Johanna B. Steinberg, assistant counsel of the NAACP Legal Defense & Education Fund called the ruling "an important decision that rejects the city's attempt to deny our clients claims regarding being stopped and arrested by the NYPD on NYCHA property."

Steven Banks of the Legal Aid Society said the next phase of the litigation "will focus on the systematic aspects" of the stop and frisk policies. "These nine individuals are representative of the literally thousands of residents and guests" who are part of the class, he said.




October 4, 2012
Loitering Rules in Projects Are Too Vague, Judge Says
By Joseph Goldstein

A federal judge in Manhattan declared on Thursday that the rules against loitering in public housing complexes were unconstitutionally vague, and gave the police too much discretion about whom to arrest.

The ruling by Judge Shira A. Scheindlin of Federal District Court in Manhattan allowed a lawsuit challenging police arrests for trespassing in housing projects to move closer to trial.

The key question of the lawsuit, Judge Scheindlin wrote, is whether the city and the public housing authority are “acting within constitutional limits in their presumably sincere efforts to provide a safe environment for the residents of public housing.”

“Or, in their zeal to provide that protection, are they violating the rights of the very residents (and guests) whom they seek to protect?”

In her 83-page decision, Judge Scheindlin did not attempt to answer that question, but she did reach two conclusions that could raise the threshold before police can make trespassing arrests. She held that the police cannot arrest someone for trespassing “if the only facts known to the police are that the person says she does not live in the building and refuses to say more about her license or privilege to be there.”

And she concluded that signs in public housing prohibiting loitering and lingering are unconstitutionally vague when they become the basis for police arrests of residents.

“As written, the prohibitions do not clearly distinguish between harmful and innocuous activity,” Judge Scheindlin wrote.

Johanna Steinberg, a lawyer with the NAACPLegal Defense Fund, which represents the plaintiffs, said that both of Judge Scheindlin’s findings “were significant developments.” The lawsuit was filed by both the Defense Fund and the Legal Aid Society.

In a statement, a city lawyer, Brenda Cooke, said the judge’s analysis “fails to distinguish between, on the one hand, trespassing in a prohibited area like a rooftop or boiler room and on the other hand, loitering in common areas in violation of Nycha’s rules.”

The judge’s conclusion “does not mean that such patrols are indeed unlawful,” Ms. Cooke said. She added that the Police Department’s measures were also not deemed inadequate.”

In Thursday’s decision, Judge Scheindlin examined the claims of eight people who had been arrested on trespassing charges in public housing, as well as the grandmother of one of those people.

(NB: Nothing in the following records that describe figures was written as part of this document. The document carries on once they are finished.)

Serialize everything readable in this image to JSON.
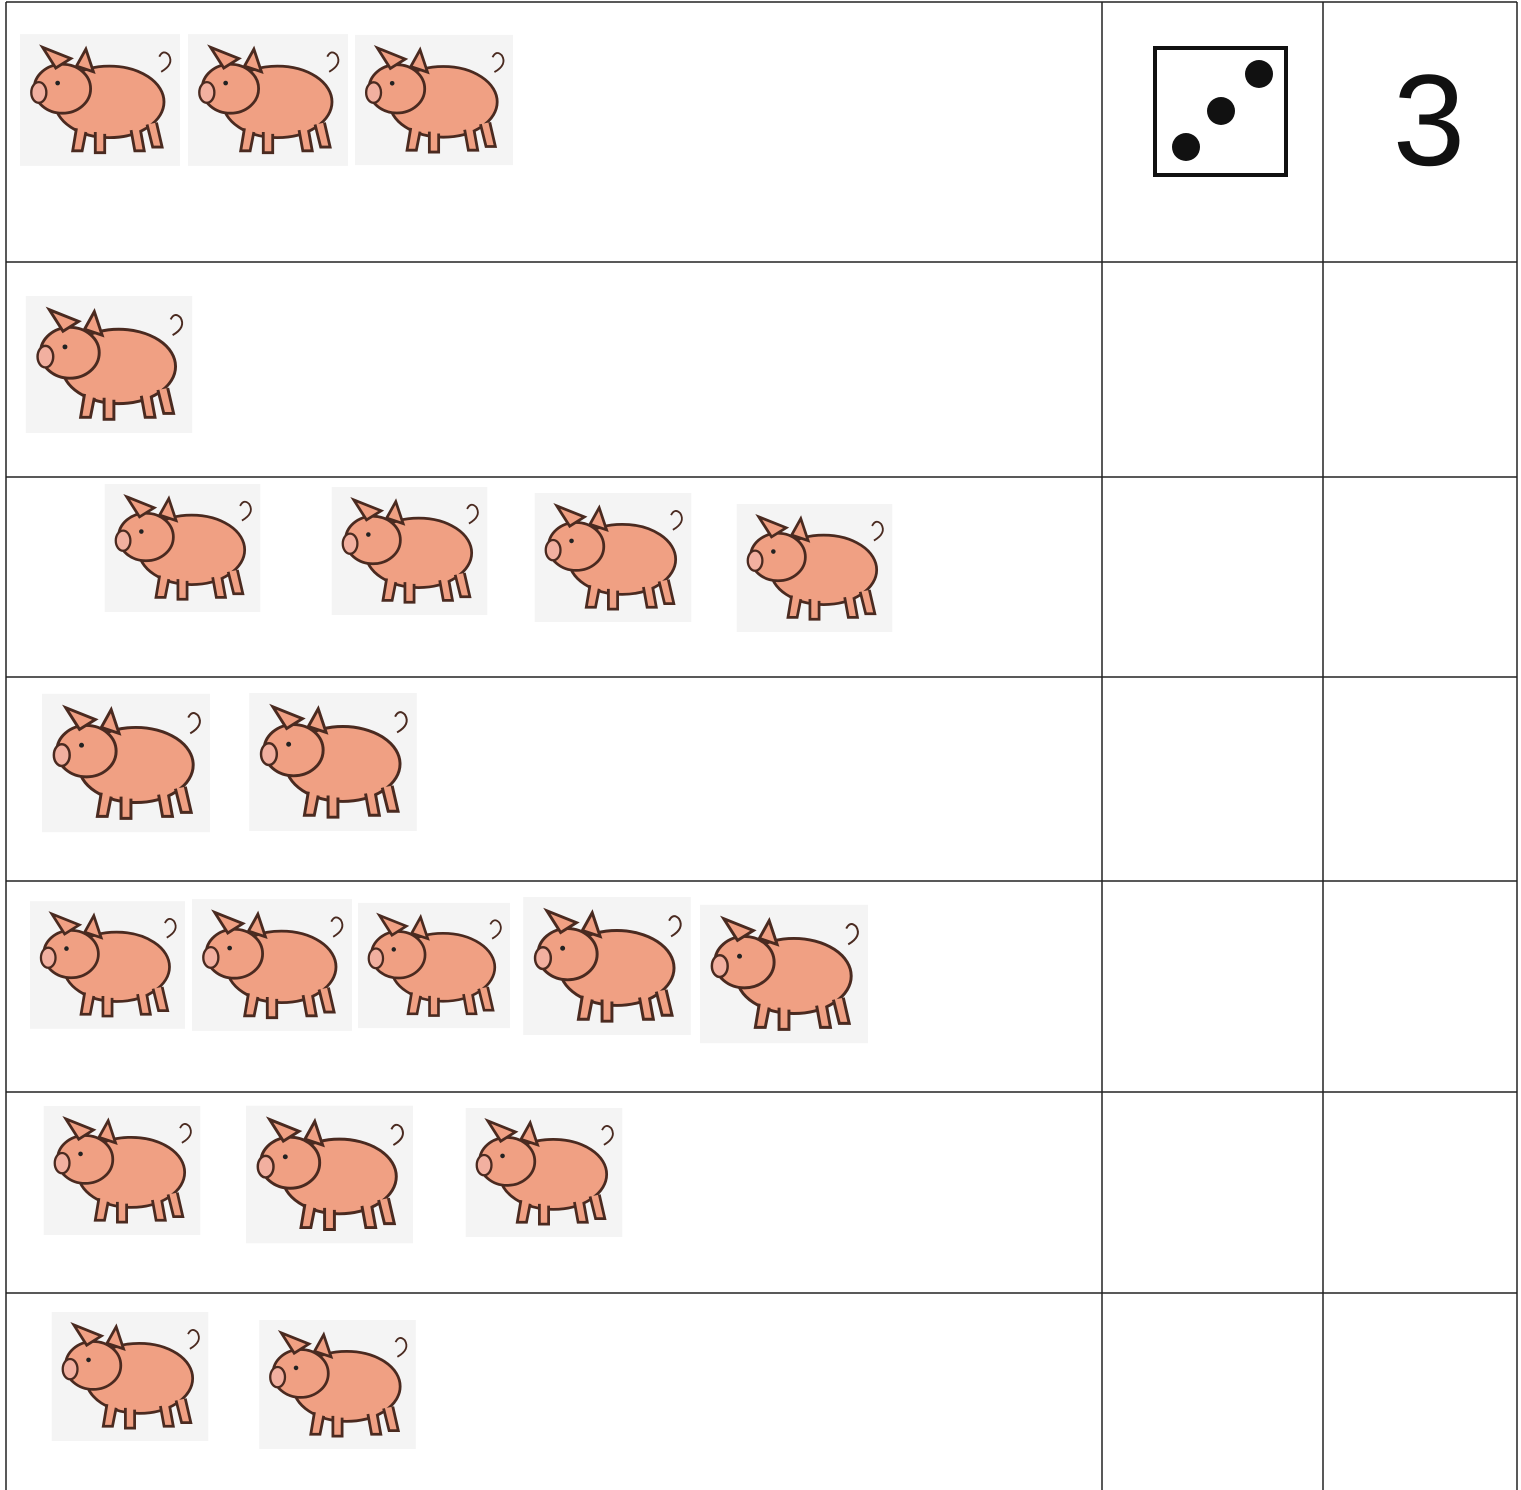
{
  "worksheet": {
    "example_answer": "3"
  }
}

While the judge did reject a number of the plaintiffs’ claims, she allowed seven plaintiffs — most of whom lived in the public housing buildings in which they were arrested — to go forward with their claims of unlawful arrest.

In one case that was allowed to go forward, Lashaun Smith, 34, claimed that he was stopped by the police as he was leaving the Langston Hughes Apartments in Brooklyn, where he had spent the night at a friend’s residence. An officer returned to the apartment where Mr. Smith had stayed to corroborate the story. But Mr. Smith was arrested after the person who answered the door was unable to vouch for him. Judge Scheindlin noted, however, that the person was the younger brother of Mr. Smith’s friend, and that he is blind.

The ruling comes on the heels of a recent policy instituted by the Bronx district attorney’s office; for the last two months prosecutors are no longer moving forward with cases against people stopped at housing projects and arrested for trespassing unless the arresting officer is interviewed to ensure that the arrest was warranted. The police commissioner, Raymond W. Kelly, has since said that the Bronx prosecutor’s concerns appear to be unfounded.